The CEO punched in some numbers and sat with the phone to his ear. The woman compressed her features — lips squished together, eyebrows drawing close, nostrils constricted — as though putting on a battle-mask. The CEO turned towards me and raised his eyebrows in mock-alarm. I managed an upward flicker of my lips in response.

‘My only point,’ the woman said, ‘is that a medical show should cover important medical issues.’ And now the tiny part of my brain which continued to concern itself with such things recognized her as the presenter of one of the more boring of STD’s educational programmes.

‘BHS is not a medical condition,’ the CEO said, before barking into the phone: ‘Get Tahir.’

‘BHS? No, I’m talking about depression.’

‘Bored Housewife Syndrome,’ the CEO said. His lips were startlingly red.

The woman put her hands on her hips. ‘Seven out of ten people in Pakistan suffer some form of depressive disorder in their lifetime. In six per cent it’s serious enough to…’

‘Well, all the more reason to shut up about it. If they don’t know they’re sick they won’t expect to be treated like they’re sick. Too much damn whining in this country as it is. Tahir, round of golf?…I’m leaving now.’

He hung up and pushed himself out of the chair with no inconsiderable effort.

Leave.
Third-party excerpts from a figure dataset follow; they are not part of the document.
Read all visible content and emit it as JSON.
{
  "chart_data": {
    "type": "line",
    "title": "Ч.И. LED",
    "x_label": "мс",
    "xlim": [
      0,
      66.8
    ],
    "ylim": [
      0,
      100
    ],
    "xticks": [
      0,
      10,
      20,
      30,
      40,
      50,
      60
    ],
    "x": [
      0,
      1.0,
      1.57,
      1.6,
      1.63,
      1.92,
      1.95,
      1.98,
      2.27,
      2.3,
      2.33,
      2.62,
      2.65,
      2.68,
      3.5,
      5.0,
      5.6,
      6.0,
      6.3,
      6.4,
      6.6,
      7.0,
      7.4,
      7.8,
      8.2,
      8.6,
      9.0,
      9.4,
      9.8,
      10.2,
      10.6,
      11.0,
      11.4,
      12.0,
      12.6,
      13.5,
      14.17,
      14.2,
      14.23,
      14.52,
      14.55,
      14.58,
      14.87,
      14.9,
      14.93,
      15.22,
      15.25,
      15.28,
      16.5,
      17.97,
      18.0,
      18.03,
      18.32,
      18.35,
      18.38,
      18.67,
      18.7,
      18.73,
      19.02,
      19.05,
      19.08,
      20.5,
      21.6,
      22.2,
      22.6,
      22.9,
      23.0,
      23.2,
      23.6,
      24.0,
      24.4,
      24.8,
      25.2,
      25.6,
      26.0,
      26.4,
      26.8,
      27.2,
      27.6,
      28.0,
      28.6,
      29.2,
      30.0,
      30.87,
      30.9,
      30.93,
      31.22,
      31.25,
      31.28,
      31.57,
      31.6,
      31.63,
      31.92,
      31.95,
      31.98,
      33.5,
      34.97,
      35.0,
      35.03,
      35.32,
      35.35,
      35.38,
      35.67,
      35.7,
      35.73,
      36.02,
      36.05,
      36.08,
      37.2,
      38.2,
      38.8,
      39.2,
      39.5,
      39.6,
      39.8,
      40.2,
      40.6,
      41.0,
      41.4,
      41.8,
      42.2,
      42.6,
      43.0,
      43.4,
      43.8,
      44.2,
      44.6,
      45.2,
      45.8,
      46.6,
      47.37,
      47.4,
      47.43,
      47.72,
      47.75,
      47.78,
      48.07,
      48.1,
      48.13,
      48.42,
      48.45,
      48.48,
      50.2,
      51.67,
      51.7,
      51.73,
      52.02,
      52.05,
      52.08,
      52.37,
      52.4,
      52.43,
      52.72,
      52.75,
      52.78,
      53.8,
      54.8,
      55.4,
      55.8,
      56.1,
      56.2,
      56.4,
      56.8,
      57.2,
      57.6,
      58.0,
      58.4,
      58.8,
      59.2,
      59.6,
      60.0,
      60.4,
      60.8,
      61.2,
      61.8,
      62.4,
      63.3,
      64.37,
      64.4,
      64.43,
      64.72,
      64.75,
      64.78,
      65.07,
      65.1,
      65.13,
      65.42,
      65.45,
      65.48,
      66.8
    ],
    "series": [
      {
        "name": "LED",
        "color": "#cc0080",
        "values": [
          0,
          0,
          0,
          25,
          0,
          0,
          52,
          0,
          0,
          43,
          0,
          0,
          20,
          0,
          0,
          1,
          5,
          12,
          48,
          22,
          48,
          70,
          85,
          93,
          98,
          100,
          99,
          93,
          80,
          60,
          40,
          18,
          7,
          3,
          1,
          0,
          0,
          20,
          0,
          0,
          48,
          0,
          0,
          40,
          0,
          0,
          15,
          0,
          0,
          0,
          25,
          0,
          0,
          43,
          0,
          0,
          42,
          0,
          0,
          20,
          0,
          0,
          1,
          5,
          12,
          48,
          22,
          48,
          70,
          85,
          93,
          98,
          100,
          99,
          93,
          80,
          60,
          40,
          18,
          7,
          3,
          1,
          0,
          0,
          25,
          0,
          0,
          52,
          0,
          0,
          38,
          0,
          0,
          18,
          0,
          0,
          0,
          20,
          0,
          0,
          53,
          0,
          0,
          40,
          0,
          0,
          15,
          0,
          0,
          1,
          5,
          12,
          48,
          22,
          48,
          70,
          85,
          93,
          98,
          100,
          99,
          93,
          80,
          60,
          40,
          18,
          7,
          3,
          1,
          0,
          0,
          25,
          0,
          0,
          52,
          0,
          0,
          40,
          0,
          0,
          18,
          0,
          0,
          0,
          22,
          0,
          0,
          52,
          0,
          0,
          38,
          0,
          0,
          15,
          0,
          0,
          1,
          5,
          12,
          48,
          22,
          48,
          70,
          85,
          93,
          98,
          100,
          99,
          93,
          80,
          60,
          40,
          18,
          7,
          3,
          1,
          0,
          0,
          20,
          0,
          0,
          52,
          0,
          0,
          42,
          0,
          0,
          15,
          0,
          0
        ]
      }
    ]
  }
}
Go.

But in the doorway he turned back to me. ‘You, what’s the story with you and the Poet?’

I blinked. Two times, three, and then I was in my skin again. ‘I’m sorry? What do you mean?’

‘It’s his seventieth birthday next year. We’re going to do some grand programme about it.’

Seventy!

‘Tributes, readings, homages, bla bla. It’s going up on our website as a coming attraction for the new year. Someone somewhere in this building thinks it’s a good idea to have a link on the website to a bio of him. And we’ve found one, a bio, on some other website which we’re going to shamelessly steal, just tweak a sentence here and there. But maybe we should check the facts because who knows where that other website gets its information. Last time we stole information off a site without checking it we ended up informing people that the game of cricket got its name because the sound of ball on willow was like the death-cry of the insect of that name. And you know, you’re the research girl so we might as well give you some work. But if you’ve got some trauma associated with him, I’ll tell someone else. Otherwise I’ll be accused of causing depression in my employees, and you’ll take medical leave.’